Segundo a Organização para a
Cooperação e Desenvolvimento Econômico, as instituições públicas brasileiras
gastam quatro vezes mais com alunos no ensino superior do que com alunos na
educação básica. Há uma inversão de prioridade?
Sim.
O Brasil tem uma elite muito forte. Talvez seja um dos países com a elite mais
forte e dotada de grande poder. E, quando falo em elite, falo da econômica, mas
também das elites intelectuais e de esquerda. Por isso, inclusive, há um abismo
entre os professores da educação básica e do ensino superior. Abismo salarial e
de condições de trabalho. A elite brasileira conseguiu criar uma série de
direitos que são muito diferentes dos direitos de quem está embaixo. E isso se
traduz na ideia de um financiamento canalizado para as próprias elites.

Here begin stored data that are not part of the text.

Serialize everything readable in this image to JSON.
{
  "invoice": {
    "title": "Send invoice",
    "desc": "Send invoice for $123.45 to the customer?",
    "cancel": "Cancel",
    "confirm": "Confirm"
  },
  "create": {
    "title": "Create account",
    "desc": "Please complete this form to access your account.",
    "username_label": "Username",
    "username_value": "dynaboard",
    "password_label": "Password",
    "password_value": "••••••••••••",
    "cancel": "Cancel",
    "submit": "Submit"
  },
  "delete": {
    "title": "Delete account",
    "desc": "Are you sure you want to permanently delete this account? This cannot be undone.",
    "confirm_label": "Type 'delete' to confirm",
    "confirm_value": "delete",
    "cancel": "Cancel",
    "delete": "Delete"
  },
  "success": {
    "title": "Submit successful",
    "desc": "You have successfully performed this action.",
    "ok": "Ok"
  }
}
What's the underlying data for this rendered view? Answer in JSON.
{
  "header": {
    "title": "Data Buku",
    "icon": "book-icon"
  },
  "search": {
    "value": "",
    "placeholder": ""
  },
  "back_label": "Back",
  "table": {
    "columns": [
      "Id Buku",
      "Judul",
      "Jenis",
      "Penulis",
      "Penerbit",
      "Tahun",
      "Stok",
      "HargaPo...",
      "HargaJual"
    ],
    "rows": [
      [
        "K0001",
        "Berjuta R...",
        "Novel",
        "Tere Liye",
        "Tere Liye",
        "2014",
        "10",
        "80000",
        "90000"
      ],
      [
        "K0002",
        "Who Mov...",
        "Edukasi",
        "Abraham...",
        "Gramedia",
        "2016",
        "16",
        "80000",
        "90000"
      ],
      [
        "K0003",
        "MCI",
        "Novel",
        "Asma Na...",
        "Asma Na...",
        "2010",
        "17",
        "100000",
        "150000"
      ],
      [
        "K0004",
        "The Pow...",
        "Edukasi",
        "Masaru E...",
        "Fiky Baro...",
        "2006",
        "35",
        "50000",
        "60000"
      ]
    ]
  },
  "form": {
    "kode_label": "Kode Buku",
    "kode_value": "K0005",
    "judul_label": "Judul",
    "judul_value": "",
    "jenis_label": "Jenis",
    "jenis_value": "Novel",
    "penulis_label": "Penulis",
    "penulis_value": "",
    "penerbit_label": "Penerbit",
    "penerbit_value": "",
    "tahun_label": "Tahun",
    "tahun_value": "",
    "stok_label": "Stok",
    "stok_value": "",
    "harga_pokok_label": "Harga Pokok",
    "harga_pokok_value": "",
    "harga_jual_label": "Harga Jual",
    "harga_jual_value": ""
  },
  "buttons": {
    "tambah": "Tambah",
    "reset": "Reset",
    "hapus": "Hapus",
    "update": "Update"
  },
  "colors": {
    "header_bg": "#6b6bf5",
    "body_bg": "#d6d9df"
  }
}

É
natural que o ensino superior custe mais caro do que o ensino básico. Mas que
seja 20% mais caro, não quatro vezes mais.
Numa entrevista recente, o professor
e ex-ministro da educação Renato Janine Ribeiro disse que há muita resistência
no Brasil em apoiar a educação básica. Uma resistência, inclusive, dentro do
corpo de professores universitários...
Há
uma resistência grande a certas mudanças e uma incapacidade de perceber que as
mudanças têm que acontecer a favor de quem está na educação básica. Quem está
na universidade arranja todos os argumentos para que isso não aconteça. Para
mim, é muito doloroso ver que o Brasil tem, hoje, uma educação universitária
pública de qualidade, mas essa qualidade se faz à custa de uma coisa: 20% dos
alunos estão na universidade pública e 80% estão nas universidades privadas.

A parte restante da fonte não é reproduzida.